Я покорно опустил стекло, удовлетворенно отметив, что вместо рокового красного словно по команде зажегся зеленый. Пришлось включить аварийку, чтобы предупредить застрявшие позади меня машины: процесс займет некоторое время.
— Меня беспокоит, — сказал великий человек, — куда катится современная медицина. Это противоречит теории эволюции. Вы увековечиваете дефектные генетические коды искусственными методами. Неадаптивным генам разрешается размножаться. И приспособленность человеческой расы падает.
— Может быть, мы просто быстро приспосабливаемся к новой динамике? — предположил я. Машины позади сигналили все отчаяннее, и, чтобы не злить их водителей, я старался быть краток. — Может быть, физическая пригодность — это более широкое, более гибкое понятие?

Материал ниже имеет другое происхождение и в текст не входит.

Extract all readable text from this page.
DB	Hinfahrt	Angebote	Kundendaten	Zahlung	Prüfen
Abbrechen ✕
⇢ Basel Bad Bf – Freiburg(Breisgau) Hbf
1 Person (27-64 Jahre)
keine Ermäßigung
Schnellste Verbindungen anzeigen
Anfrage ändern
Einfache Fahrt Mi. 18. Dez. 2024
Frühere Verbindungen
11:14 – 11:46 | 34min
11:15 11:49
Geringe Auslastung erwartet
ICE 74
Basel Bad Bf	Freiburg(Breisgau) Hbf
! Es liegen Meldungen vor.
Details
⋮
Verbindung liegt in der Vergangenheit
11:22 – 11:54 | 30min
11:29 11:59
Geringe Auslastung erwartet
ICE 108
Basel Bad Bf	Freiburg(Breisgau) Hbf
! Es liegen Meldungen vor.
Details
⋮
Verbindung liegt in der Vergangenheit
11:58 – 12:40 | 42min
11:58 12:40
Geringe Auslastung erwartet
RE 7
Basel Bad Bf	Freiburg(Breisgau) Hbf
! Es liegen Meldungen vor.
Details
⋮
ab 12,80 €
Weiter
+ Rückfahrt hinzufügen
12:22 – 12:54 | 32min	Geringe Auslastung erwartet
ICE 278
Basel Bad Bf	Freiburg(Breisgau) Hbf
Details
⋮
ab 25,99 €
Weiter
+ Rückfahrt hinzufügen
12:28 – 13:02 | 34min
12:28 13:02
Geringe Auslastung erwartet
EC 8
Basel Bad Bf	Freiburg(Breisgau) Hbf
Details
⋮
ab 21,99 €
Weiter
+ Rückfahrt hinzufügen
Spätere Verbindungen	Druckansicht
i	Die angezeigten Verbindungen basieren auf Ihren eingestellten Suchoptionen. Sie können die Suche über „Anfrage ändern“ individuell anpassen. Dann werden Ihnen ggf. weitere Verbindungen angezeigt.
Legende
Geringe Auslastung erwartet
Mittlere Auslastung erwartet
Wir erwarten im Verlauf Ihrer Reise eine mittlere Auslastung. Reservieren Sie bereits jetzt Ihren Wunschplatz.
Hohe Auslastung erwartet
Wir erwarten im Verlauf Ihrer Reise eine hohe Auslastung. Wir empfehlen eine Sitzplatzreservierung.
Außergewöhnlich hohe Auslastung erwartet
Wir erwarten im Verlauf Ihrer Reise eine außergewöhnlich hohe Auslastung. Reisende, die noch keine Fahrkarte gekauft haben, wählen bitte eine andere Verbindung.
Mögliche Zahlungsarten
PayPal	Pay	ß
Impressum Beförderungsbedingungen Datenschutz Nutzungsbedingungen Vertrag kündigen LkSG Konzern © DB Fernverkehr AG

Умник нахмурился. Гудки и крики становились все более неистовыми. В зеркале заднего вида я видел стадо коров, мчащихся по дороге и с грохотом вступающих в общую драку, повсюду летали части тел, как в Памплоне[163], только с большим количеством навоза и без иберийского очарования.
Я выскочил из машины.
— Лучше беги, Чарльз, — сказал я. — Выживет сильнейший.
Последнее явление Скиппи
BMJ, 16 августа 2007 г.
Я спокойно отношусь к чрезвычайным ситуациям. Слишком часто меня вызывали по крику мальчишки «Волк!». Пришлите по факсу фотографию волка, жующего свою мошонку, хочется сказать мне, и тогда я, возможно, подумаю. Однако мы скованы цепями должностных обязанностей, и когда кто-то зовет на помощь, нужно идти, какими бы странными ни были обстоятельства.

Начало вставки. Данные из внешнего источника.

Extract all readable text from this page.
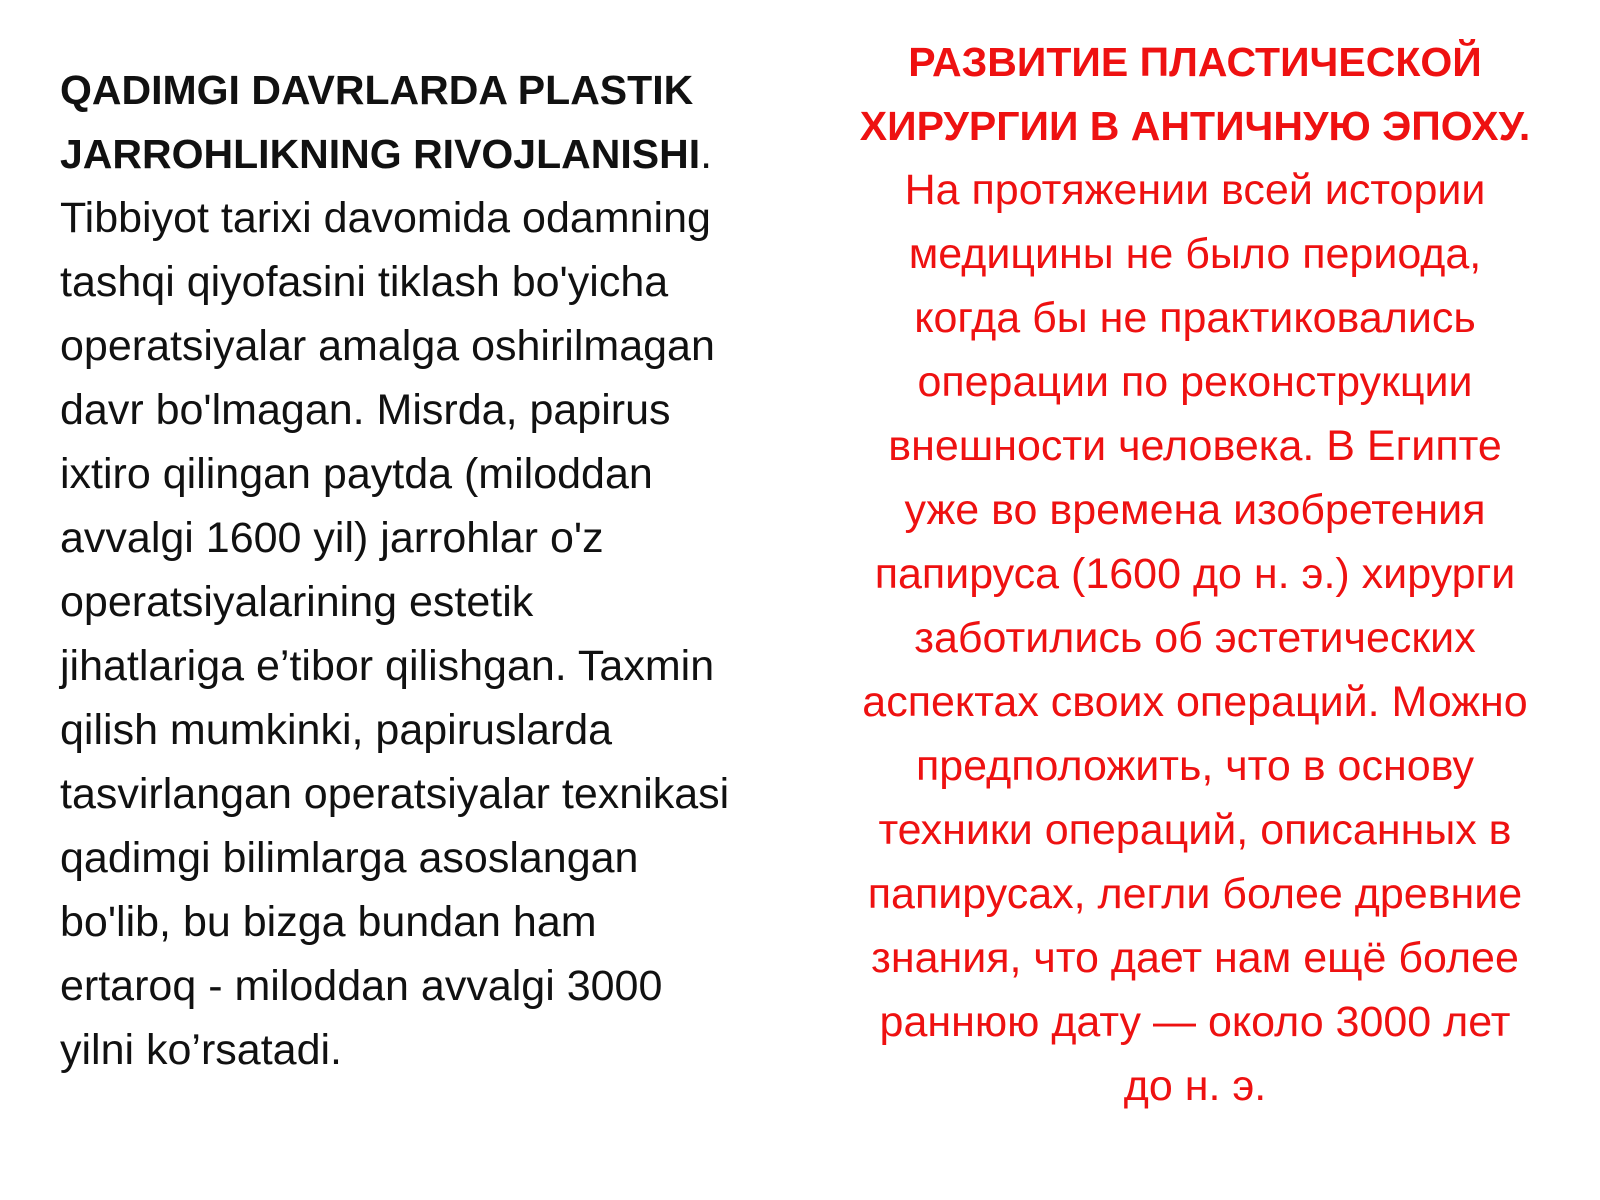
QADIMGI DAVRLARDA PLASTIK
JARROHLIKNING RIVOJLANISHI.
Tibbiyot tarixi davomida odamning
tashqi qiyofasini tiklash bo'yicha
operatsiyalar amalga oshirilmagan
davr bo'lmagan. Misrda, papirus
ixtiro qilingan paytda (miloddan
avvalgi 1600 yil) jarrohlar o'z
operatsiyalarining estetik
jihatlariga e’tibor qilishgan. Taxmin
qilish mumkinki, papiruslarda
tasvirlangan operatsiyalar texnikasi
qadimgi bilimlarga asoslangan
bo'lib, bu bizga bundan ham
ertaroq - miloddan avvalgi 3000
yilni ko’rsatadi.
РАЗВИТИЕ ПЛАСТИЧЕСКОЙ
ХИРУРГИИ В АНТИЧНУЮ ЭПОХУ.
На протяжении всей истории
медицины не было периода,
когда бы не практиковались
операции по реконструкции
внешности человека. В Египте
уже во времена изобретения
папируса (1600 до н. э.) хирурги
заботились об эстетических
аспектах своих операций. Можно
предположить, что в основу
техники операций, описанных в
папирусах, легли более древние
знания, что дает нам ещё более
раннюю дату — около 3000 лет
до н. э.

Однажды в операционную, настойчиво стуча зубами, припрыгал маленький кенгуру. Я люблю диких животных, поэтому тут же потянулся за пистолетом. Если сделать из него чучело, можно будет поставить его в приемной — не исключено, что он будет отпугивать детей, и они больше времени проведут на свежем воздухе, подальше от медицинского центра и всех этих супербактерий[164].